BREXIT - Chance oder Risiko für die Europäische Union

14. Jun 2016 | Blog

VON Dieter Rom

Am 23. Juni 2016 erfolgt in Großbritannien die Abstimmung über einen Austritt der Briten aus der Europäischen Union. Nach den blutigen Weltkriegen in der ersten Hälfte des 20. Jahrhunderts, eine Zeit in der sich die europäischen Nationen regelmäßig auf dem Schlachtfeld begegneten, entwickelte sich Europa langsam zu einer Wirtschaftsgemeinschaft und jetzt wäre jedenfalls eine weitere Integrierung angesagt, um gegenüber den Wirtschaftsmächten USA und China die Interessen Europas wahren zu können.

 

Gerade die Briten waren eine der Hauptfiguren, die das europäische Projekt in die Gänge gebracht haben. Großbritannien unter Winston Churchill war die einzige Bastion, die Hitlerdeutschland stoppen konnte und so den Weg für die Demokratie gegenüber einer menschenverachtenden Diktatur geebnet hat. Und gerade dieses Land möchte die Europäische Union verlassen.

 

Was sind die Konsequenzen daraus:

  • Der größte Schaden ergibt sich sicher für das Projekt eines gemeinsamen Europas auf politischer Ebene innerhalb der Union, sowie vor allem der Machtposition Europas auf der Weltbühne.
  • Die EU verfügt nur über ca. 7% der Einwohner weltweit und über gut 24% der weltweiten Wirtschaftsleistung (noch knapp vor den USA und deutlich vor China und Japan).
  • Die EU verhält sich aber auf der Weltbühne leider nicht im Ausmaß ihrer Wirtschaftskraft. Ein allfälliger Austritt Großbritanniens wird diesen Prozess auch nicht verbessern.

 

Welche Maßnahmen hat die EU nach einem BREXIT zu setzen:
Großbritannien wird sicher versuchen, in eine Art „Parasitenstellung“ zu kommen. Alle Handelsvorteile, die die EU bietet, sollen bleiben und sonst leistet man zu einem gemeinsamen Europa keinen Beitrag. Die EU muss Maßnahmen ergreifen, die allen bestehenden und auch zukünftigen Mitgliedern die Vorteile des gemeinsamen Europas zeigt und all jenen, die an diesem Projekt nicht teilnehmen möchten, entsprechend alle Vorteile entziehen.

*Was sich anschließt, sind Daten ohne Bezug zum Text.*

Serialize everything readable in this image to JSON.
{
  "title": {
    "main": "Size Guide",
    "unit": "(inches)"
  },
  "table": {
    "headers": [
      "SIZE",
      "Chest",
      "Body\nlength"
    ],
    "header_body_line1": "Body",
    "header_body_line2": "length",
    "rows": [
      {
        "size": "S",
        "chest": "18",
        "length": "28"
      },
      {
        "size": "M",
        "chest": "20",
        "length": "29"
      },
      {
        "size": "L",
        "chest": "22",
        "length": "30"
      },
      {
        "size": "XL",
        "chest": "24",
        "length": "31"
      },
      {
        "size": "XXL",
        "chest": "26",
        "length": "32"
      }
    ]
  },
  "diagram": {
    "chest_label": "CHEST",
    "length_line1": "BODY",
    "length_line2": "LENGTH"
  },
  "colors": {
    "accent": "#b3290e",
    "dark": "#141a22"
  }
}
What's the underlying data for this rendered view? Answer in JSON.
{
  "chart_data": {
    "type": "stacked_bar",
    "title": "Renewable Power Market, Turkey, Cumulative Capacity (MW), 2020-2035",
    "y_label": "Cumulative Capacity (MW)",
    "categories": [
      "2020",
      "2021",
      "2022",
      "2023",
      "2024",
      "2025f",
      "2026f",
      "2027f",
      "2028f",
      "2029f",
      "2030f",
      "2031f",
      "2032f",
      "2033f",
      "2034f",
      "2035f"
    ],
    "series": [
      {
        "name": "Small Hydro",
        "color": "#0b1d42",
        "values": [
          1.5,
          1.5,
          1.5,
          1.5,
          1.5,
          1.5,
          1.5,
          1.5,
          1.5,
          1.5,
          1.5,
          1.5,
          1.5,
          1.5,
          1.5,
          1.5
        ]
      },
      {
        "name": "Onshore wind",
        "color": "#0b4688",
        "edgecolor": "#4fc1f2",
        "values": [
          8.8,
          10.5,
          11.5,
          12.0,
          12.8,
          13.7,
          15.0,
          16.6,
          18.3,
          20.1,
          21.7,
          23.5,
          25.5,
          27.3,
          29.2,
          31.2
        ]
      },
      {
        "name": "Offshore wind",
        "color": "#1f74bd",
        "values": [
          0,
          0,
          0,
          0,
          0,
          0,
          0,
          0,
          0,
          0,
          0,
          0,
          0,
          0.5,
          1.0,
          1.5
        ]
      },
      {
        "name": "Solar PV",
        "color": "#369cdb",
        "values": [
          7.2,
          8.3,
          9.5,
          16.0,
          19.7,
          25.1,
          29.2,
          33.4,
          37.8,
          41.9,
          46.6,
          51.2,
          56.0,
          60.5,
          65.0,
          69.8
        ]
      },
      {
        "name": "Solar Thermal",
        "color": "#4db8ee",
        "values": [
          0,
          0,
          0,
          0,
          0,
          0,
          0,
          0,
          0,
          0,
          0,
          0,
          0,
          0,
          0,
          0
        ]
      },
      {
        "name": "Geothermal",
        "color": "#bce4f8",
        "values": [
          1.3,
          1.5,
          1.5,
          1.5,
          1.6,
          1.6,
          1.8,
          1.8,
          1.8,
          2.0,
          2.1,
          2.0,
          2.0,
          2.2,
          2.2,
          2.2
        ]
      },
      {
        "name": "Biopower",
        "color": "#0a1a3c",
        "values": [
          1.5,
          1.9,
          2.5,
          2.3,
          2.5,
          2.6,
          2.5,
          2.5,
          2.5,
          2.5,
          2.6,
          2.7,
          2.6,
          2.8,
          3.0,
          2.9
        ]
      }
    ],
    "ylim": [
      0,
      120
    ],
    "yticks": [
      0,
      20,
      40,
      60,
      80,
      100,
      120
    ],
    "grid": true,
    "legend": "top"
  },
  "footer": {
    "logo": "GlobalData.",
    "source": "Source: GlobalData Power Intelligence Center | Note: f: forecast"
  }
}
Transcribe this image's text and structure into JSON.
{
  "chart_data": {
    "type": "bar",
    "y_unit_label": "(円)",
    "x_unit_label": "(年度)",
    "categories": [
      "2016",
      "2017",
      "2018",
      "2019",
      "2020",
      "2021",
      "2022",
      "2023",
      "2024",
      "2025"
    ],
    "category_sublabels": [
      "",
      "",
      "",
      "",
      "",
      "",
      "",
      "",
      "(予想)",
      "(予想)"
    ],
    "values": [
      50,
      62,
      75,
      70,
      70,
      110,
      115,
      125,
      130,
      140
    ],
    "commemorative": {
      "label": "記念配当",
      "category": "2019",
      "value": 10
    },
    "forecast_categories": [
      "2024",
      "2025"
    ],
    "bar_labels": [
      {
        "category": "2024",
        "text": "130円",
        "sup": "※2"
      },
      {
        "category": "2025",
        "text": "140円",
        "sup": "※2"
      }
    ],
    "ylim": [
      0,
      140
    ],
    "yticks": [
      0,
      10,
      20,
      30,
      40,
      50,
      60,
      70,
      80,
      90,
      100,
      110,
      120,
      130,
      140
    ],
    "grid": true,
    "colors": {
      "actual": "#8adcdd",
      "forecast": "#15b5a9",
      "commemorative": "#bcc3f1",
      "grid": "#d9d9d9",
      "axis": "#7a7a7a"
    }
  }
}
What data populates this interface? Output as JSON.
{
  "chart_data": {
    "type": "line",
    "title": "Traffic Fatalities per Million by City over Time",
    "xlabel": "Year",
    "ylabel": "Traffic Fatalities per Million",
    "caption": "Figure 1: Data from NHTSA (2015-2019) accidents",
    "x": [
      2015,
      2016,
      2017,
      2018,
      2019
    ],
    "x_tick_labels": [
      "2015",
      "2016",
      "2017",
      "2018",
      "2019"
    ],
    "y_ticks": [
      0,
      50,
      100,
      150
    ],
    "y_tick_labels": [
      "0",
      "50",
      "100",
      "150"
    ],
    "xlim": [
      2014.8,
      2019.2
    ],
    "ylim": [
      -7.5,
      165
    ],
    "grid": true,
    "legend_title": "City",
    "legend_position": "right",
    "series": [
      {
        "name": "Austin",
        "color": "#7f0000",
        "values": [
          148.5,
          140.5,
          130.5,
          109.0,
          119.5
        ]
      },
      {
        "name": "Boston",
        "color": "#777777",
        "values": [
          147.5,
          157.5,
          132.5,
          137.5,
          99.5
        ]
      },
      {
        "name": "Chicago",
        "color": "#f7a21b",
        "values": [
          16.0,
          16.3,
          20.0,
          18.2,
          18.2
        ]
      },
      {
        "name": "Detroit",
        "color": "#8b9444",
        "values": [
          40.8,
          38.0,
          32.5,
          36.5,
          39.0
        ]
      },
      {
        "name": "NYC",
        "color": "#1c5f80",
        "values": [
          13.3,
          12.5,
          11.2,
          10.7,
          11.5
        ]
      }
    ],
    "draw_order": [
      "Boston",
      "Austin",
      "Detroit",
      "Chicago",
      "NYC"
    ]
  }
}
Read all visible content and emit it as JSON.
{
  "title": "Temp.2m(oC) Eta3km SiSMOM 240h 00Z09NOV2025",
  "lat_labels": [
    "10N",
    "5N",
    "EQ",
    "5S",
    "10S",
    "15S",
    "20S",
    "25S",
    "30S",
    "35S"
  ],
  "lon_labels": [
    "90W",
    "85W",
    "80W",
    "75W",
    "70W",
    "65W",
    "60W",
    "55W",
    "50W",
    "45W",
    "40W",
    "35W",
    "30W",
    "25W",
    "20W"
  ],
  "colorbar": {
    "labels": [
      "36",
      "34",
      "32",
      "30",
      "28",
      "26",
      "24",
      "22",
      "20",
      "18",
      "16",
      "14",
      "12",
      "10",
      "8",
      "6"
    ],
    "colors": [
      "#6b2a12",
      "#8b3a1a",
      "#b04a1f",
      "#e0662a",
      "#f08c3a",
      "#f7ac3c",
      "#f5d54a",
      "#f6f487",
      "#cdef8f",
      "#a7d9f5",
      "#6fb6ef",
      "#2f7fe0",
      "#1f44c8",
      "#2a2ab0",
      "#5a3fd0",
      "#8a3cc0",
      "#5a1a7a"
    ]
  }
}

  • Unterstützung des Abspaltungsprozesses in Schottland und danach sofortige Aufnahme Schottlands in die Europäische Union als Vollmitglied.
  • England kann als Nichtmitglied der EU nicht weiterhin den Finanzplatz Europas stellen. Es sind alle Maßnahmen zu setzen, dass die City of London durch die Finanzzentren Frankfurt und Paris abgelöst wird. Die City leistet gut 15% der gesamten Wirtschaftsleistung Großbritanniens. Mit dieser einfachen Maßnahme wird die britische Regierung sicher am stärksten unter Druck gebracht und die EU ex. Großbritannien kann die wirtschaftlichen Nachteile aus dem BREXIT dadurch in relativ kurzer Zeit ausmerzen.
  • Ist Punkt 2 erfolgreich, kann die güterproduzierende Wirtschaft von Sanktionen freigehalten werden.


Es bleibt zu hoffen, dass die Briten für einen Verbleib in der EU stimmen und Europa sich auf seine Stärken und nicht auf sinnloses nationales Geplänkel fokussiert.